El pueblo extremeño que vaciará Madrid este agosto: alquileres a 45€ que desaparecen en 48 horas», Alba Sánchez, portavoz de Airbnb España, revela el error de precio que devora reservas

Ofreciendo tarifas que parecen sacadas de hace una década mientras el resto del mercado se infla.

Nadie esperaba que un modesto pueblo extremeño se convirtiera en el objeto de deseo de medio barrio de Salamanca y Chamberí para el próximo verano. Los datos internos filtrados no mienten y el algoritmo tampoco: las búsquedas se han disparado un 830% por un evento que ocurrirá en el cielo, pero cuya batalla real se está librando ahora mismo en la cartera de los previsores.

Alba Sánchez, portavoz de la plataforma, ha soltado la bomba informativa que muchos intentaban guardar en secreto para no quedarse sin su plaza en primera fila. Al parecer, las casas rurales a precios irrisorios están desapareciendo del mapa a una velocidad que roza lo absurdo, dejando a los hoteles de lujo de la zona temblando ante una competencia que no vieron venir.

¿Por qué todos miran al cielo desde Badajoz?

YouTube video

El próximo 12 de agosto el sol se apagará un rato y la histeria colectiva ya tiene sus coordenadas GPS fijadas en el sur de Extremadura. Lo curioso del asunto es que este fenómeno astronómico único ha desatado una fiebre inmobiliaria temporal en un pueblo extremeño que, hasta hace apenas un mes, pasaba desapercibido para el turista de masas estival.

Publicidad

Los madrileños, expertos en huir del asfalto cuando este empieza a derretir las suelas de los zapatos, han encontrado aquí el refugio perfecto, fresco y, sobre todo, barato. Dicen los expertos que la visibilidad será prácticamente perfecta en esta latitud, aunque lo que realmente se ve claro desde la capital es el ahorro brutal frente a otras zonas masificadas del norte.

El error de precio que se convirtió en ganga viral

En un mercado inflado donde cualquier cuchitril costero pide tres cifras por noche en agosto, encontrar alojamiento digno a 45 euros suena a broma pesada o estafa. Sin embargo, estas tarifas de otra época están disponibles por un desajuste técnico entre la oferta local tradicional y una demanda global que ha explotado de forma repentina y violenta.

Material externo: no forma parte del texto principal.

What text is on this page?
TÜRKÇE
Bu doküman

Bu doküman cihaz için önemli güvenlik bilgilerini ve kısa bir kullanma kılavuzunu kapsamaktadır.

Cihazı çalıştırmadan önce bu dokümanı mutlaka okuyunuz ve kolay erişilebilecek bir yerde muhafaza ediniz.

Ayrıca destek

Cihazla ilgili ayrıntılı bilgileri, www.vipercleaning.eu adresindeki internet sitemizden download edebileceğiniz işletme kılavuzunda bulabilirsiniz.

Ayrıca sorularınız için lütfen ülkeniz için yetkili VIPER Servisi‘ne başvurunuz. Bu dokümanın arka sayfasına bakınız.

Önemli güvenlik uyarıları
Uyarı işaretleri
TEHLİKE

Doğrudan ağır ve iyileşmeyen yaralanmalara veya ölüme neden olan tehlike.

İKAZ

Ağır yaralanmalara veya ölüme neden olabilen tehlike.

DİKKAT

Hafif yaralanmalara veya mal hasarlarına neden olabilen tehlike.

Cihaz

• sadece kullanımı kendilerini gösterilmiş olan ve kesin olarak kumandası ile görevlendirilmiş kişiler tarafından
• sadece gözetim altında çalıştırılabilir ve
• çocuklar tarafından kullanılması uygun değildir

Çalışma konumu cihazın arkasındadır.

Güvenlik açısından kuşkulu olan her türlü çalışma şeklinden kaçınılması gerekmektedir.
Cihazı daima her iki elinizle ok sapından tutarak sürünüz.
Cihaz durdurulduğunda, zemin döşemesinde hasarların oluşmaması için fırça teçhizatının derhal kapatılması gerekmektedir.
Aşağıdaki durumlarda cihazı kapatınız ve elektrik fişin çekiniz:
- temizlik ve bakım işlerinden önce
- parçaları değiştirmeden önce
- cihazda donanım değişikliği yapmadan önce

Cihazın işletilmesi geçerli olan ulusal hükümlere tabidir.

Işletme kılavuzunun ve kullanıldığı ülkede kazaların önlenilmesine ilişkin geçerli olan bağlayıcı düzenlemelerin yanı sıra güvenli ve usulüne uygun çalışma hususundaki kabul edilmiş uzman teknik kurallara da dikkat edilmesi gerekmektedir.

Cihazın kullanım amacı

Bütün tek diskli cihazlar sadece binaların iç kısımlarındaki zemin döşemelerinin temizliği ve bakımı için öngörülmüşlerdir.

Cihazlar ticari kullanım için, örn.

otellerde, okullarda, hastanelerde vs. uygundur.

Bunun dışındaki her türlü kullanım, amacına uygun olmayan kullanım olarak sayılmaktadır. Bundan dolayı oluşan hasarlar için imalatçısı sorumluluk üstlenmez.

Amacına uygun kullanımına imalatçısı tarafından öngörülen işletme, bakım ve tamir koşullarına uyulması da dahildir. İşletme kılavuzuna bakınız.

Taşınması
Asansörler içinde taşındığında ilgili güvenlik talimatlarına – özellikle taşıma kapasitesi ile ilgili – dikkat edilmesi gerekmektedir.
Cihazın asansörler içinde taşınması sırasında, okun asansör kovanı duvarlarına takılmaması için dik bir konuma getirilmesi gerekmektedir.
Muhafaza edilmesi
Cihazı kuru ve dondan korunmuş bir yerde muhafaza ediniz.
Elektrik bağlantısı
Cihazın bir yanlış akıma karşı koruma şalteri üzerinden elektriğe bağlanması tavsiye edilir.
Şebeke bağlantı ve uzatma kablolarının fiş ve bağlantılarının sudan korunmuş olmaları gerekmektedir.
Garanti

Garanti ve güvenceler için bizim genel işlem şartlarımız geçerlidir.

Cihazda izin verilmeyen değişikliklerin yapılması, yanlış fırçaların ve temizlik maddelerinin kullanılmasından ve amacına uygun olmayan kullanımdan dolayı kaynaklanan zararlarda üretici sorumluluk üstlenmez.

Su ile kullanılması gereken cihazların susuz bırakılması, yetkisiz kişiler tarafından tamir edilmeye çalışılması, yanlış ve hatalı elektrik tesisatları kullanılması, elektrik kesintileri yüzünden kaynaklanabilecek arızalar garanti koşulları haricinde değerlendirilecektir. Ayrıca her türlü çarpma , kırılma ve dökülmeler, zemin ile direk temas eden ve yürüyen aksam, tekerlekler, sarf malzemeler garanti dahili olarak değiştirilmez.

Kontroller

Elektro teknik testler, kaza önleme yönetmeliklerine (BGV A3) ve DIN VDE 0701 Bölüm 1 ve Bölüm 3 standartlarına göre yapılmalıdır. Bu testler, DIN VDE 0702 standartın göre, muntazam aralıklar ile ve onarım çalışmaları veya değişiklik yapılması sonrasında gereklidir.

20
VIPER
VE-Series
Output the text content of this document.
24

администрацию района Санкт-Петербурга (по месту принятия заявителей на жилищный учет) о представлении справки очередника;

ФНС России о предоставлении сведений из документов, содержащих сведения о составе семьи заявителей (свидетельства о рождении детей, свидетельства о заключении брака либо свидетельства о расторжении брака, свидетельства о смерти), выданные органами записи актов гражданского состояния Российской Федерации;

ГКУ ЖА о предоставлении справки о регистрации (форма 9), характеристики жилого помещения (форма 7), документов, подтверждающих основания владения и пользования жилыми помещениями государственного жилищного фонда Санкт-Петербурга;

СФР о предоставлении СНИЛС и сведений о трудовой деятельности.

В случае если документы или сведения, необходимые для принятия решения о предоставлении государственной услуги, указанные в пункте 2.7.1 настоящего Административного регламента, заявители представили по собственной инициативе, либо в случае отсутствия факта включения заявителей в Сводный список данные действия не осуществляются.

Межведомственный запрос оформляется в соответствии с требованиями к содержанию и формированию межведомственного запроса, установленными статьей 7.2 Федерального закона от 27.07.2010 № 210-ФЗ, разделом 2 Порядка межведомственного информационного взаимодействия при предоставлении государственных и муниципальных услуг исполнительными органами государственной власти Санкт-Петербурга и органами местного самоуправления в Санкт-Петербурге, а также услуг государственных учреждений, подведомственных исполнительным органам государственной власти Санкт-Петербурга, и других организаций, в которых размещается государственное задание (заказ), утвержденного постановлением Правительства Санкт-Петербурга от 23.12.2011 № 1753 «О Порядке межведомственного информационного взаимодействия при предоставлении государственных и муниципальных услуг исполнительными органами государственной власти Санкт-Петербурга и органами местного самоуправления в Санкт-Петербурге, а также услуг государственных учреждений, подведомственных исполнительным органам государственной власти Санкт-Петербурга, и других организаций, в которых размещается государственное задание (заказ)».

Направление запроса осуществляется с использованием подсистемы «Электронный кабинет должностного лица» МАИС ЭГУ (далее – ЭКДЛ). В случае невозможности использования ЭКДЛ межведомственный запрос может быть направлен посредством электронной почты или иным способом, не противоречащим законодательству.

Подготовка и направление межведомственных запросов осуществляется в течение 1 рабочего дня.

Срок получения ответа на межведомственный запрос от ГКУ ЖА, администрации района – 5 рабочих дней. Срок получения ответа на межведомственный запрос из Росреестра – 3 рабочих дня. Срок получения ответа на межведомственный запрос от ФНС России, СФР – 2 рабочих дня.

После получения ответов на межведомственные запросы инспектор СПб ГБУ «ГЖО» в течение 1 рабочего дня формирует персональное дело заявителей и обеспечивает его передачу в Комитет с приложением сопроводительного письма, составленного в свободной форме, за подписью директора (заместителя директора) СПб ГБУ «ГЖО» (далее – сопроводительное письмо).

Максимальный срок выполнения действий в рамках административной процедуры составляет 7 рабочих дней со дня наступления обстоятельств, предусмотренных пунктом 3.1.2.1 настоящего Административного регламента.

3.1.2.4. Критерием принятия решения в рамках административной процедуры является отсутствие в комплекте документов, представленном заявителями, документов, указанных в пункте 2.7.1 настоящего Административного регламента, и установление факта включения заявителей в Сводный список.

Mientras un hotel con ciertas pretensiones en la comarca ya coquetea con los 300 euros aprovechando el tirón del eclipse, las casas particulares aguantan el precio original. Resulta evidente que el viajero avispado prefiere autenticidad y gastarse la diferencia en buen jamón de la tierra antes que pagar el sobrecoste de unas sábanas de hilo egipcio en un hotel cadena.

Jerez de los Caballeros: mucho más que un pueblo extremeño

YouTube video

No solo de eclipses vive el hombre, y este pueblo extremeño tiene torres barrocas y un pasado templario que justifica la visita aunque no se tapara el sol. Pasear por sus calles empedradas es un viaje directo al pasado que, sorprendentemente, todavía no ha sido gentrificado por las franquicias de siempre ni por los precios de menú turístico abusivo.

Imagina ver el anochecer en pleno día rodeado de murallas históricas y con una temperatura que, si bien es alta, se lleva mejor con una cerveza helada en la mano. La experiencia promete porque el escenario acompaña al espectáculo, convirtiendo una simple observación astronómica en una de esas memorias familiares que duran años y que justifican el viaje por sí solas.

Corred, insensatos: las últimas plazas de enero

La advertencia lanzada por la portavoz de Airbnb no era una estrategia de marketing barato, sino un aviso a navegantes para quienes tienen la mala costumbre de dejarlo todo para última hora. Los registros actuales indican que el ritmo de reservas actual agotará el inventario de este pueblo extremeño antes de que termine esta misma semana de enero.

Publicidad

Quien pestañee ahora se encontrará en agosto pagando el triple por una habitación mediocre o quedándose en casa con el ventilador a máxima potencia. La oportunidad de disfrutar de este pueblo extremeño a precio de saldo es una anomalía del sistema que, como todas las cosas buenas en esta vida, tiene los días, e incluso las horas, contadas.